Castel Viscardo, ‘cittadella’ della musica dell’Italia e del Mondo

Un piccolo centro di appena migliaio di anime che diventa il punto d’incontro tra culture diverse che si danno la mano per amore della musica. Sono decine gli allievi dall’Italia e dall’estero, oltre agli altri venti provenienti da Shanghai, Pechino, Hong Kong, Taiwan e Tokio, che stanno partecipando alla tredicesima edizione dei Corsi estivi di Perfezionamento ed Interpretazione musicale di Castel Viscardo, appuntamento organizzato dal Comune di Castel Viscardo con la collaborazione dell’Accademia della Voce di Roma e con il patrocinio di ben sedici amministrazioni comunali.

Tre settimane, fino al 21 agosto, durante le quali alimenteranno con la loro bravura una manifestazione musicale, culturale e inter-culturale, ormai diventata tradizione per il piccolo Comune dell’Orvietano. Una formula consolidata che trova il suo punto di forza nella qualità dei corsi di pianoforte e canto lirico, quest’anno con un inedito spazio dedicato alle voci bianche.

Alla guida dei Corsi, come sempre, il maestro Riccardo Cambri, che riprende in mano la manifestazione dopo un importante anno artistico che lo ha visto, tra l’altro, in concerto presso l’Ambasciata Italiana di Londra e protagonista di numerosi eventi tra cui il concerto “Doppia Coda – concerto per due pianoforti” tenutosi presso il Ridotto del Teatro Mancinelli di Orvieto con la partecipazione del “Laboratorio Quattro Mani” della Scuola Comunale Adriano Casasole.

Il direttore sarà affiancato da due maestri d’eccezione quali il baritono Roberto Abbondanza, reduce dal grande successo ottenuto in “Tosca” allo Sferisterio di Macerata, e il soprano Isabel Yi Man Chuan che oltre a impreziosire i Corsi Estivi con la sua grande esperienza internazionale, sia dal punto di vista concertistico sia didattico, porta da sempre il nome dei corsi fin nell’Estremo Oriente.

È proprio lo speciale trait d’union che lega Castel Viscardo al Mondo, e in particolare all’Asia, ciò che maggiormente colpisce di queste master classes estive. Anche in questa tredicesima edizione, infatti, il piccolo comune umbro accoglierà diverse decine di allievi dall’Italia e dall’Estero, oltre che venti allievi provenienti da Shanghai, Pechino, Hong Kong, Taiwan e Tokio. Atteso anche il Presidente dello Wah Yan College, uno fra i più rinomati College di Hong Kong.
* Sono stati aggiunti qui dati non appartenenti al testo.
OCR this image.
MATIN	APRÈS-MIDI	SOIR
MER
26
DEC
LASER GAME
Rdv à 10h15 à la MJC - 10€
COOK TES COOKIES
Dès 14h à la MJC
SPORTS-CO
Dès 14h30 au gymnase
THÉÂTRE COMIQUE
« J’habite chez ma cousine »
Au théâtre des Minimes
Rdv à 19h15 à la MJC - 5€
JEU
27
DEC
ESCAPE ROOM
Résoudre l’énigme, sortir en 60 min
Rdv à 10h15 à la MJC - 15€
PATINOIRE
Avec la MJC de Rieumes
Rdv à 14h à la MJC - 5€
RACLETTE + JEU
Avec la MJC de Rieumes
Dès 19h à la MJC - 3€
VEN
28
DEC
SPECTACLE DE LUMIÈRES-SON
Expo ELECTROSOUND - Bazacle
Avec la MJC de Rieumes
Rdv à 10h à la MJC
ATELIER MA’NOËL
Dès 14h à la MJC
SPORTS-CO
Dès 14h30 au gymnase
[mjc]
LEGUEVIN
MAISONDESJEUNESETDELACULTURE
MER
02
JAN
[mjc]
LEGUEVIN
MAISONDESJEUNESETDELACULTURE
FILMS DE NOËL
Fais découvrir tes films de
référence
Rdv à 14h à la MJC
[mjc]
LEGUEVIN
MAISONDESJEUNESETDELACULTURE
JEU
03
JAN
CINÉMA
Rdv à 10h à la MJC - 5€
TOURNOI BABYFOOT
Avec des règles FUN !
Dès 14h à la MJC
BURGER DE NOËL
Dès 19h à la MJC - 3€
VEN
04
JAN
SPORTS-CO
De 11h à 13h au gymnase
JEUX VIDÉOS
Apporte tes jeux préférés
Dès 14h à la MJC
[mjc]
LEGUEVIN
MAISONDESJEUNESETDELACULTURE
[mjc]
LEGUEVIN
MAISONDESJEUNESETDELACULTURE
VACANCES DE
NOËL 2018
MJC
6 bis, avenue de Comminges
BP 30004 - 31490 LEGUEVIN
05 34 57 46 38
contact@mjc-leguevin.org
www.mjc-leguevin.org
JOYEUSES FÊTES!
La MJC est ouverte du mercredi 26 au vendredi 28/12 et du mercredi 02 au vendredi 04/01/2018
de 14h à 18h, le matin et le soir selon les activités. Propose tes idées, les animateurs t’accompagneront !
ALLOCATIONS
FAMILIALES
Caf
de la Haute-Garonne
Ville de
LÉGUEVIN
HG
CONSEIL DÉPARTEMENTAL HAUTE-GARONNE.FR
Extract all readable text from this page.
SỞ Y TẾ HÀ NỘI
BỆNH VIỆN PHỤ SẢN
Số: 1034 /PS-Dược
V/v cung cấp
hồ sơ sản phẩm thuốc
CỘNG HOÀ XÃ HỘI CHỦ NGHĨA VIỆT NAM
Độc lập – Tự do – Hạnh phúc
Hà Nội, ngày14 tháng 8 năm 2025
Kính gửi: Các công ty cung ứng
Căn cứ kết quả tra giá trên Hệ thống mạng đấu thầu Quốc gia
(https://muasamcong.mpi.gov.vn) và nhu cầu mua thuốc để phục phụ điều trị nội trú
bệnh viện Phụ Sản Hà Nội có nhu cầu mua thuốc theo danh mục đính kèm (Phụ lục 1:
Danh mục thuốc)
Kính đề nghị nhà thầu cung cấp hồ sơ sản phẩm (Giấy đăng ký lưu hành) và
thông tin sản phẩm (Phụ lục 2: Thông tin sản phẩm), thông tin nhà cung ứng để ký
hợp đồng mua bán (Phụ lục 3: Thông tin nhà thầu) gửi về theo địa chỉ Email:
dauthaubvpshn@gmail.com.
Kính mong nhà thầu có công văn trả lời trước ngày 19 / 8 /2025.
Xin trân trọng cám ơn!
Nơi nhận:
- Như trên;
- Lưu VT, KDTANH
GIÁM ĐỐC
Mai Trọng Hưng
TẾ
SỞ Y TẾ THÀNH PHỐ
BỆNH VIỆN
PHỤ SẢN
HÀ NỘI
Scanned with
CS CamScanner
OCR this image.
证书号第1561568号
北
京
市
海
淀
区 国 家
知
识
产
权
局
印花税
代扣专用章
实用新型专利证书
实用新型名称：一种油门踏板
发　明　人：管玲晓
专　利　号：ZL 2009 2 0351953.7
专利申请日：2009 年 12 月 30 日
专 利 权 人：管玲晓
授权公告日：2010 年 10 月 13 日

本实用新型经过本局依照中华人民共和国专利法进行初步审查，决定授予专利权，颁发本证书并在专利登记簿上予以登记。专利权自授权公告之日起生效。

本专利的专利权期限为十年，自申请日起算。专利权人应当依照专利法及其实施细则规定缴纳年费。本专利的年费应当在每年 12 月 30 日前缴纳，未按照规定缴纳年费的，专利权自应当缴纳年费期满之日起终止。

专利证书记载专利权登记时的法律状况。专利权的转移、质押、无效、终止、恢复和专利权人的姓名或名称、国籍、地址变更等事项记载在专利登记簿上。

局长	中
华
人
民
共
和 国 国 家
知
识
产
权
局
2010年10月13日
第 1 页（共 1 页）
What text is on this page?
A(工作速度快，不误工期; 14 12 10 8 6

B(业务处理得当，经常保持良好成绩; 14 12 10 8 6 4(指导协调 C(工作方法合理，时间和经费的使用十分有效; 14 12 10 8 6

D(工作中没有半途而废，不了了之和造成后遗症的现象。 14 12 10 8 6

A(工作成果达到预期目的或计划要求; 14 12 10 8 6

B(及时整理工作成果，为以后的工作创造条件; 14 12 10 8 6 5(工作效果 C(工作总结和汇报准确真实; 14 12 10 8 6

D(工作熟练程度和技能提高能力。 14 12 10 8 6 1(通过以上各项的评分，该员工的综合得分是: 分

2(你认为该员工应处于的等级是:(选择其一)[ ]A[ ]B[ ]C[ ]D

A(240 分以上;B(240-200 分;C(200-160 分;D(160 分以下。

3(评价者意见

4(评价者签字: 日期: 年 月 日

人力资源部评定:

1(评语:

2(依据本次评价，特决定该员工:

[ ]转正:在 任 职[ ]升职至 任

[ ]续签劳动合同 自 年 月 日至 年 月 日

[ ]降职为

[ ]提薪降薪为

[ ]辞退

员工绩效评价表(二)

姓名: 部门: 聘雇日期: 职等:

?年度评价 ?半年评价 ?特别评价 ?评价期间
Come di consueto il periodo di svolgimento dei corsi sarà ricco di concerti e récital. Dopo il concerto del 3 agosto presso la Sala Sant’Agostino il prossimo appuntamento con una nuova esibizione, nella medesima location, è per il 9 agosto in occasione dell’inaugurazione nella mostra “Carte Sacre” del pittore Giuliano Baglioni. Poi sarà la volta della serata musicale dell’11 agosto presso il Piccolo Teatro Cavour di Bolsena. Sabato 16 agosto gli allievi dei Corsi Estivi si esibiranno invece a Porano, nel tradizionale appuntamento “Musica Sotto le Stelle”. Seguirà domenica 17 agosto la cerimonia di premiazione con la consegna dei diplomi e delle borse di studio ai giovani musicisti partecipanti.

L’evento novità di questa edizione sarà, inoltre, uno speciale appuntamento di inizio settembre con i docenti, gli allievi, gli amministratori, gli sponsor e tutti coloro che collaborano alla realizzazione dei Corsi Estivi. Sarà una sorta di salotto pubblico, un “consuntivo” di tredici estati musicali a Castel Viscardo.

Uno speciale plauso all’iniziativa è arrivato anche dall’assessore alla Cultura e Turismo della Regione dell’Umbria Fabrizio Bracco che, oltre a ringraziare il sindaco di Castel Viscardo Daniele Longaroni, l’amministrazione comunale e il maestro Riccardo Cambri, ha voluto sottolineare quanto “gli eventi lirici, pianistici e teatrali, che vedono protagonisti i musicisti provenienti dall’esperienza formativa delle Master Classes di Castel Viscardo, riescano a coniugare benissimo la passione e la formazione culturale ed artistica con una interessante di promozione del territorio: i giovani artisti provenienti da tutto il mondo diventano ‘ambasciatori’ dell’Umbria, delle sue bellezze, della sua storia e del suo ambiente”.